The oil shock from the Middle East has pushed every major central bank into wait-and-see mode, except one. Australia is set to lift its cash rate to 4.35% on Tuesday, while the Fed, the European Central Bank, the Bank of Japan, and the Bank of England all sit on their hands.
It would be the third straight hike from the Reserve Bank of Australia this year. And it would be the first time since 2021 that the world's biggest central banks have all met in the same week without one of them moving.
Why Australia Is The Outlier
Australia walked into this oil shock with a price problem already on its plate. Trimmed mean inflation - the gauge that strips out the biggest price swings to show the trend - hit 3.5% in the first quarter, a full point above the RBA's 2.5% target.
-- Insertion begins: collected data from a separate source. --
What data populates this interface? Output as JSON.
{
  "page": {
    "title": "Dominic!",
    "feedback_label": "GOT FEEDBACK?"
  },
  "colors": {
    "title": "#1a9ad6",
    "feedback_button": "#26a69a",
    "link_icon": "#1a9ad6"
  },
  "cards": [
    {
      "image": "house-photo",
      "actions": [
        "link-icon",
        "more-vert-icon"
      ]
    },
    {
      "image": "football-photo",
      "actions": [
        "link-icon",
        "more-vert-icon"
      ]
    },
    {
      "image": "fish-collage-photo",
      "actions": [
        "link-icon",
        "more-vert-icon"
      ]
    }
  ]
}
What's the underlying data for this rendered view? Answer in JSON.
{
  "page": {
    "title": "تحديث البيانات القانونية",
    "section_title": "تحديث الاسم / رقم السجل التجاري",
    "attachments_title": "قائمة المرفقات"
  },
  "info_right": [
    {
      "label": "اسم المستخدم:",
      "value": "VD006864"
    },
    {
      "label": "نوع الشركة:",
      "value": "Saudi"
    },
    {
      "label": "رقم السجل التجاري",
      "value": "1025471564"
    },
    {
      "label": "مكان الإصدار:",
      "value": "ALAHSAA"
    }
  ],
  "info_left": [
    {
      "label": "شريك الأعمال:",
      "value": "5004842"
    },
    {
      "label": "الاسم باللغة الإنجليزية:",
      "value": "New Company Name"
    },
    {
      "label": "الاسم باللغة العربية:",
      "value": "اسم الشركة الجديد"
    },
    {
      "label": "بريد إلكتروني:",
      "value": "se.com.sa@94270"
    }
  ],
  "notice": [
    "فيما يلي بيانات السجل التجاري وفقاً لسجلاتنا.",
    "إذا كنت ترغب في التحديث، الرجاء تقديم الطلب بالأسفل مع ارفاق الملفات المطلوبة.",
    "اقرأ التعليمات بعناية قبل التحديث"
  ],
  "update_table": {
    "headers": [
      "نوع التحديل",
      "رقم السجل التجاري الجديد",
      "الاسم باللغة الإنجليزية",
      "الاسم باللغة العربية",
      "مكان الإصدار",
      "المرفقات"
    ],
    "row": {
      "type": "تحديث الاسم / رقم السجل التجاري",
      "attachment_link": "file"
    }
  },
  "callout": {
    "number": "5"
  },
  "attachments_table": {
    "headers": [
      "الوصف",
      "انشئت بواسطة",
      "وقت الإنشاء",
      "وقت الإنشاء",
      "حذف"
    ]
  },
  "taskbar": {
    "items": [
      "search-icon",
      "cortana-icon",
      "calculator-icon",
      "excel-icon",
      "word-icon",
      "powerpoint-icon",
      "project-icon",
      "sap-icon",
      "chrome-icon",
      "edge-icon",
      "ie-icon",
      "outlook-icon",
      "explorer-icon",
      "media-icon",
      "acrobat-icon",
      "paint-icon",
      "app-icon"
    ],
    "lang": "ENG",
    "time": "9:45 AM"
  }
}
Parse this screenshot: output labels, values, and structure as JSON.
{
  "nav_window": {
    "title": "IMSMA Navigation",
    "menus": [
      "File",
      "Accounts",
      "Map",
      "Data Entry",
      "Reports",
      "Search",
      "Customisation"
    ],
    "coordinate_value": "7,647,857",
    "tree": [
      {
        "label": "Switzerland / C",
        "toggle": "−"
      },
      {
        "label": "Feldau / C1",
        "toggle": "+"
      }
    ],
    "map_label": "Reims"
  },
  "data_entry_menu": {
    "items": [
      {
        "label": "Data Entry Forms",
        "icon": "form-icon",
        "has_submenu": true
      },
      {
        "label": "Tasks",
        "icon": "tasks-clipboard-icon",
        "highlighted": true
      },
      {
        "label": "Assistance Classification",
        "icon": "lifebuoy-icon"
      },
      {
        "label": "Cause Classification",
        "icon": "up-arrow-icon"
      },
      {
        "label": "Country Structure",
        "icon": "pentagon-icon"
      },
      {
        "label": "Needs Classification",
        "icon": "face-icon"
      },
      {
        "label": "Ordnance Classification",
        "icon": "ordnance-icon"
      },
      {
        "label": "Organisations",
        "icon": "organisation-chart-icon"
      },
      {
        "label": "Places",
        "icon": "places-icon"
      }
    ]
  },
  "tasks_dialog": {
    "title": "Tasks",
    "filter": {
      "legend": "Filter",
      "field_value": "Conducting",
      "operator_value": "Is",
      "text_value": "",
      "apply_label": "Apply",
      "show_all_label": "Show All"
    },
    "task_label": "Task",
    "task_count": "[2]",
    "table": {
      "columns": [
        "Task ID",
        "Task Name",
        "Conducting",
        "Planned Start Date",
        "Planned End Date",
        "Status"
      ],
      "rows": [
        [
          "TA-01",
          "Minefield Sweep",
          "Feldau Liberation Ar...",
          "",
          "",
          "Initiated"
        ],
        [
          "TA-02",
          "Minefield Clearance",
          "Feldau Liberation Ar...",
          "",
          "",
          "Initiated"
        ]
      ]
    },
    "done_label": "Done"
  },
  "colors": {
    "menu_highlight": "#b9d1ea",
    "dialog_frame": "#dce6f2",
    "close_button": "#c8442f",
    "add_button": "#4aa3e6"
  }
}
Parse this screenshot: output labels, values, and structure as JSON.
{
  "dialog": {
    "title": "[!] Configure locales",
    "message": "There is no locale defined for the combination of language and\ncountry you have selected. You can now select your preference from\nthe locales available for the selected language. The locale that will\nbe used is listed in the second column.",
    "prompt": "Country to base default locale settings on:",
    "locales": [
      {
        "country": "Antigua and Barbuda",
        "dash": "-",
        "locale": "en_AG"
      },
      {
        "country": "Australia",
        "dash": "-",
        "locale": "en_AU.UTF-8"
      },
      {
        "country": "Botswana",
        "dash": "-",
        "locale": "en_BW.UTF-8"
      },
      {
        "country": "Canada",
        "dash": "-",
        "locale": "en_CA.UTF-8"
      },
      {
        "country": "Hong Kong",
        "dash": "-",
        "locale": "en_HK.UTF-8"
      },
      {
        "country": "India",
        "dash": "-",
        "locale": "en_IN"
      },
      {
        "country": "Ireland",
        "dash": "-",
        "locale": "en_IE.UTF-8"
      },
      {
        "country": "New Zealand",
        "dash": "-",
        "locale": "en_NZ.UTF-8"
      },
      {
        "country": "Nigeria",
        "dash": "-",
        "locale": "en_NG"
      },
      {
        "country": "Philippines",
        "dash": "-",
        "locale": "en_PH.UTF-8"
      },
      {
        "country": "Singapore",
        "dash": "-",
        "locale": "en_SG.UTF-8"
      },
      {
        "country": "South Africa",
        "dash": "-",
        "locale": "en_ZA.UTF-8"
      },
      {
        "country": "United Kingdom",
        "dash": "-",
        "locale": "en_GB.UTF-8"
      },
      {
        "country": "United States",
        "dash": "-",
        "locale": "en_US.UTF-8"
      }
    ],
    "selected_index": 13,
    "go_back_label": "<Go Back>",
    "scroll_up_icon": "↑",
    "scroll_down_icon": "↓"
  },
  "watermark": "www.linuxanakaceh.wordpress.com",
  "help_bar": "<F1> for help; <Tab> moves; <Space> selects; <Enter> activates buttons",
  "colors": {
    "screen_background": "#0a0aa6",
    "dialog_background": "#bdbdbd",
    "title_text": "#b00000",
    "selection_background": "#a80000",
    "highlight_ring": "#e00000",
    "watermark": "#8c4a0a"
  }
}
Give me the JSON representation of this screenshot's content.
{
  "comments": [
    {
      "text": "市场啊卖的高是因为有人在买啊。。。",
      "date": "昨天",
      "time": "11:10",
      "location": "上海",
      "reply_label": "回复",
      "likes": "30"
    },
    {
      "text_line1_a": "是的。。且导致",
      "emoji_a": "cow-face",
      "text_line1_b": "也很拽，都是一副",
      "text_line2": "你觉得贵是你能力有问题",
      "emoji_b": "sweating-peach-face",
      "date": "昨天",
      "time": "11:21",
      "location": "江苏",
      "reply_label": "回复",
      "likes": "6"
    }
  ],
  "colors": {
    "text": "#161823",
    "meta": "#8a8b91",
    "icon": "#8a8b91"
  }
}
HSBC chief economist Paul Bloxham said the economy has been running hotter than its safe speed. His read: a tight jobs market plus fast growth means high prices could get baked in if the RBA does not act.
The oil shock from the Middle East is set to push prices higher in the second quarter, on top of an already-hot start. That mix is what sets Australia apart from peers like the U.S. or Japan, where prices were closer to target before oil spiked.
For Australian shoppers, the squeeze is real. Higher rates mean bigger home loan bills, and the country has one of the highest shares of households on floating-rate loans in the world.
What The Survey Says
Finder polled 36 economists for its RBA Cash Rate Survey, and three out of four expect the RBA to move 25 basis points on Tuesday. Of the 27 who weighed in on what comes after that, just over half think the next hike lands by August.
A few are betting on a hold. James Morley from the University of Sydney said the close call could tip toward a pause, given the mixed pull of an oil supply shock on one side and slower demand on the other.
That is the minority view, though. Bloxham himself expects the RBA to deliver the hike with what he called "a generally hawkish tone" and limited forward guidance.
What To Watch
Bloxham flagged a sharp drop in business and shopper confidence, which he reads as a downturn already getting underway. His base case is that the RBA hikes Tuesday and then sits still through year-end.
The bigger question is what happens at the August meeting. Half the economists in Finder's survey think the RBA will go again, while the other half think Tuesday's move will be the last for a while.
For Australian borrowers, the pain is already real. Richard Whitten of Finder said another rate rise would take the cash rate back to its 2024 peak, but with prices higher than they were two years ago, households are showing up to this peak in a worse spot.
A 25 basis point hike puts the cash rate at 4.35%, matching the 2024 peak.